HC Deb 10 November 1976 vol 919 cc406-7
42. Mr. Fairbairn

asked the Lord Advocate how many accused persons have been released under the 110-day rule since 1945; and when and in what court these releases occurred.

The Lord Advocate (Mr. Ronald King Murray)

No records are kept of these particulars.

Mr. Fairbairn

No doubt it is wise for the Lord Advocate not to keep records of his own incompetence. Does he not appreciate that there is growing public concern in Scotland that the incompatibility of those who are employed in his Department results in miscarriages of justice with growing frequency when men are released who have been charged with serious crimes? What will the right hon. and learned Gentleman do to demonstrate that he is in charge of the Department for which he is responsible?

The Lord Advocate

The hon. and learned Gentleman is not noted for his consistency, except perhaps in demanding my resignation. He has asked for certain figures, and the Question relates to that. In effect, the hon. and learned Gentleman is criticising the Government for not cutting public expenditure enough At the same time, he is demanding that my Department keeps statistics which it cannot usefully and productively keep.

Mr. Buchanan-Smith

Is it not the case with regard to the Tartan Army trial that the presiding judge who heard the application refused an extension of the 110-day rule? Does this not reflect on the competence of the right hon. and learned Gentleman's Department, since if the presiding judge had thought that there was justification he would have granted an extension? Is it not the case that there are also instances in Scotland in respect of other court cases? The right hon. and learned Gentleman ought to look at the administration of his Department in order to make sure that these problems do not arise in future.

The Lord Advocate

I would refute any suggestion that the difficulties to which the hon.
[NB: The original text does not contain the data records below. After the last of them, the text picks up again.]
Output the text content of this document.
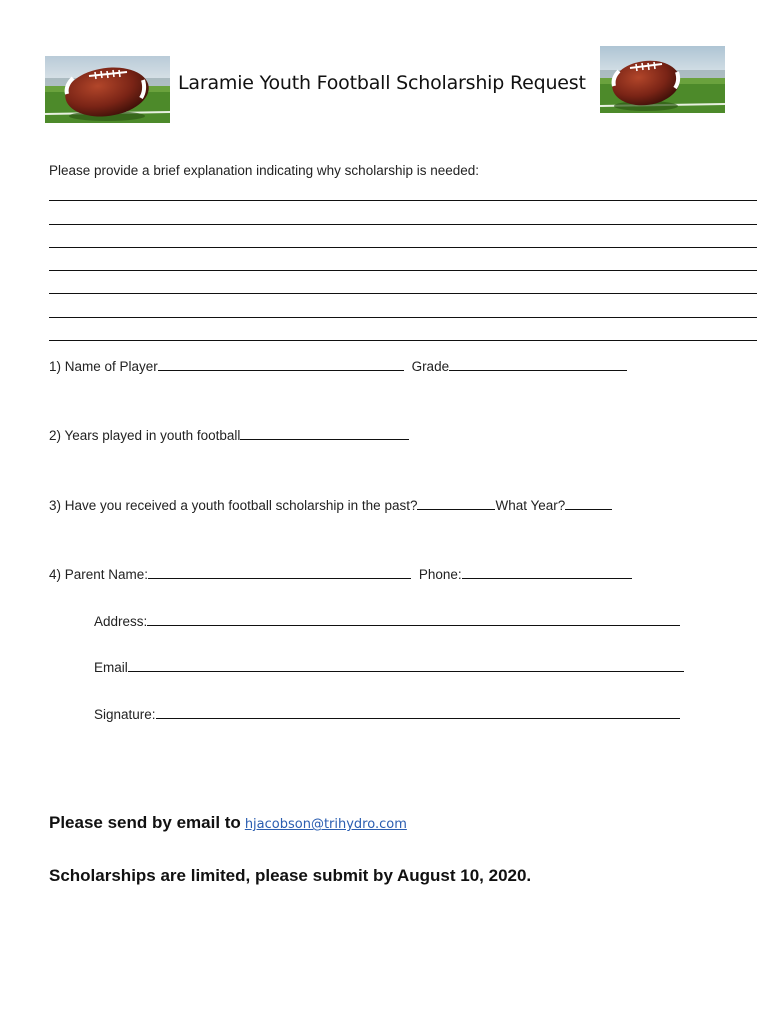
Laramie Youth Football Scholarship Request
Please provide a brief explanation indicating why scholarship is needed:
1) Name of Player	Grade
2) Years played in youth football
3) Have you received a youth football scholarship in the past?	What Year?
4) Parent Name:	Phone:
Address:
Email
Signature:
Please send by email to hjacobson@trihydro.com
Scholarships are limited, please submit by August 10, 2020.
Gentleman has referred were in any way connected with the competence of those running the cases concerned. I should indicate that the Government and the Crown were guided in this particular aspect of the law by two reported cases, Bickerstaff and Boyle. For the first time, the line of reasoning in those cases was questioned in the Tartan Army trial. I can also tell the hon. Gentleman that a bill of advocation has been tabled by the Crown which raises the matter, and this will be heard by the High Court of Justiciary on Friday.

Mr. Fairbairn

On a point of order, Mr. Speaker. In view of the unsatisfactory nature of the reply given by the Lord Advocate, I propose to raise the matter on the Adjournment. If he cannot give me the figures, I can give them to him.